Color management flaw being actively exploited
The second bulletin, MS05-036, which fixes a vulnerability in the Microsoft Color Management Module, was rated critical to address promptly because it can be exploited if a user visits a Web site with an infected image, opening up machines to hacking.
"It is being actively exploited on the Internet, so it's important to get this one patched as soon as possible," Schultze said. Several versions of Windows are affected.
Java Virtual Machines can host problems
The third patch, MS05-037, affects systems that contain Java Virtual Machines running on Internet Explorer.
"Since the JView Profiler COM object was not designed to be accessed through Internet Explorer, this update sets the kill bit for the JView Profiler (Javaprxy.dll) COM object," Microsoft said in its bulletin.
"Basically, what it means is that the problem is specifically within the Java Virtual Machine," Loveless said. "It's not loaded by default in [Windows] XP or 2003, but odds are pretty good that you have it if you've loaded any number of potential applications that have this in it."
A security setting workaround
Setting Internet Explorer security to "high" or directing the browser to issue a prompt before running ActiveX controls can keep the vulnerability from being exploited, but the experts recommend patching to avoid risk.

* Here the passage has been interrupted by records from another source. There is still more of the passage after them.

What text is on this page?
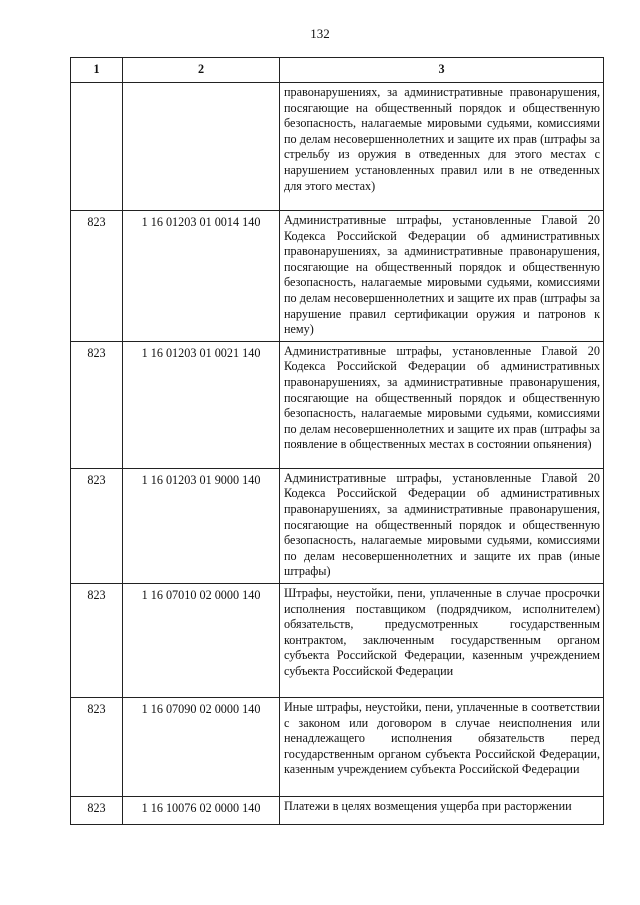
132
1	2	3
		правонарушениях, за административные правонарушения, посягающие на общественный порядок и общественную безопасность, налагаемые мировыми судьями, комиссиями по делам несовершеннолетних и защите их прав (штрафы за стрельбу из оружия в отведенных для этого местах с нарушением установленных правил или в не отведенных для этого местах)
823	1 16 01203 01 0014 140	Административные штрафы, установленные Главой 20 Кодекса Российской Федерации об административных правонарушениях, за административные правонарушения, посягающие на общественный порядок и общественную безопасность, налагаемые мировыми судьями, комиссиями по делам несовершеннолетних и защите их прав (штрафы за нарушение правил сертификации оружия и патронов к нему)
823	1 16 01203 01 0021 140	Административные штрафы, установленные Главой 20 Кодекса Российской Федерации об административных правонарушениях, за административные правонарушения, посягающие на общественный порядок и общественную безопасность, налагаемые мировыми судьями, комиссиями по делам несовершеннолетних и защите их прав (штрафы за появление в общественных местах в состоянии опьянения)
823	1 16 01203 01 9000 140	Административные штрафы, установленные Главой 20 Кодекса Российской Федерации об административных правонарушениях, за административные правонарушения, посягающие на общественный порядок и общественную безопасность, налагаемые мировыми судьями, комиссиями по делам несовершеннолетних и защите их прав (иные штрафы)
823	1 16 07010 02 0000 140	Штрафы, неустойки, пени, уплаченные в случае просрочки исполнения поставщиком (подрядчиком, исполнителем) обязательств, предусмотренных государственным контрактом, заключенным государственным органом субъекта Российской Федерации, казенным учреждением субъекта Российской Федерации
823	1 16 07090 02 0000 140	Иные штрафы, неустойки, пени, уплаченные в соответствии с законом или договором в случае неисполнения или ненадлежащего исполнения обязательств перед государственным органом субъекта Российской Федерации, казенным учреждением субъекта Российской Федерации
823	1 16 10076 02 0000 140	Платежи в целях возмещения ущерба при расторжении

"The user is going to get hit with this by simply visiting a malicious Web site or reading an HTML e-mail," Schultze said. "Even if you never use Java Virtual Machines, just having it on your system means you're vulnerable to this. … This debugger was never intended for use through Internet Explorer. It doesn't impair any functionality. Since it's being actively exploited, it's probably something that you should get patched on all of your machines."
Next month, experts think the company will again offer a large batch of bulletins.